小さなパーツが見せる、日本のふるまい。 DR Chair 01 Pad by Daniel Rybakken
小さなパーツが見せる、
日本のふるまい。
DR Chair 01 Pad by Daniel Rybakken
シンプルな表現のなかに、心をハッとさせる新しい視点と確かなエンジニアリングを巧みに織り交ぜていくダニエル・リーバッケン。ノルウェーに生まれ、現在はスウェーデンのヨーテボリを拠点に活動を続けるリーバッケンですが、北欧の針葉樹と日本の針葉樹では、どことなく異なる印象があり、日本のものは陽だまりのなかで心地よく日光浴をしているような温もりを纏っているように感じると言います。
国産のヒノキを用いるMAS だからこそ、素材の魅力をそのままに、日本のふるまいをそこはかとなく感じさせる適切なかたちを導き出したい。そう考えたリーバッケンが注目したのが、隅木(すみき)と呼ばれる小さなパーツでした。隅木は、建築や家具において、全体にかかる力を適切に分散し、構造体の強度を保つという重要な役割を果たします。

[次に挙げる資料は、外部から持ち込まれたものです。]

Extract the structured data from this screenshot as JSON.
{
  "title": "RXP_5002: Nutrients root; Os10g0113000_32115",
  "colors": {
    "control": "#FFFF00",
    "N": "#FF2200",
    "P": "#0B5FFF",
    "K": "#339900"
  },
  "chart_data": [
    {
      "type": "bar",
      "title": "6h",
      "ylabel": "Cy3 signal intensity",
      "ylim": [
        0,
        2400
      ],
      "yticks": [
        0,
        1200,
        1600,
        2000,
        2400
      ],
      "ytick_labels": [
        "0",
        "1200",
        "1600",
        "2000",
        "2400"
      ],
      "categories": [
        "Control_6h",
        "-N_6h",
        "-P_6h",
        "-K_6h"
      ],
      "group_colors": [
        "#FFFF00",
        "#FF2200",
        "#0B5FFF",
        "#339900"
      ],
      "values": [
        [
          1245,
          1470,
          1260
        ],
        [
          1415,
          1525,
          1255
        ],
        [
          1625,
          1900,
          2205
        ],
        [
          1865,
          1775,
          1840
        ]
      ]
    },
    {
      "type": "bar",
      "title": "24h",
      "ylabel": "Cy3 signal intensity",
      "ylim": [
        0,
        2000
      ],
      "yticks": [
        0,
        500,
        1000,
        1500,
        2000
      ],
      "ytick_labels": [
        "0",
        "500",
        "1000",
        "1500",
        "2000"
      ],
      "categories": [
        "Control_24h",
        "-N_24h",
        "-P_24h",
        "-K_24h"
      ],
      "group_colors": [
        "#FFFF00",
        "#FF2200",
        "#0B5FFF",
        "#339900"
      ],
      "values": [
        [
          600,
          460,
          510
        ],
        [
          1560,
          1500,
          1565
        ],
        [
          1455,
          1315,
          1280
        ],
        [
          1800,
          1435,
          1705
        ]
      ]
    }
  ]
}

何百年という時代を超えた歴史ある神社仏閣の大屋根を見上げたときに、大きく張り出した庇を斜め下から支えているのがまさに隅木です。この隅木は、木造椅子でも頻繁に使われており、座面の下を覗き込むと、座枠の内側に三角形の隅木が付いていることがわかります。
目立つことのない極小のパーツながら、なくてはならない存在。リーバッケンは、構造の裏側に隠されている隅木を敢えて表に出して見せることで、MAS が掲げる素材や自然に対する率直な目線、素直な態度を表現。同時に、シンプルなかたちのなかに、ほかの椅子にはない新鮮なシルエットを生み出しました。
真っ直ぐに伸びた縦のラインが印象的な小ぶりな椅子なので、狭小空間はもちろん、軽量で取り回しもしやすく、カフェやレストランにもオススメ。また、板座に加えて、クッション性のある張り座仕様も新しく追加。穏やかな印象で長時間座りやすいので、ご自宅でのご使用にも適しています。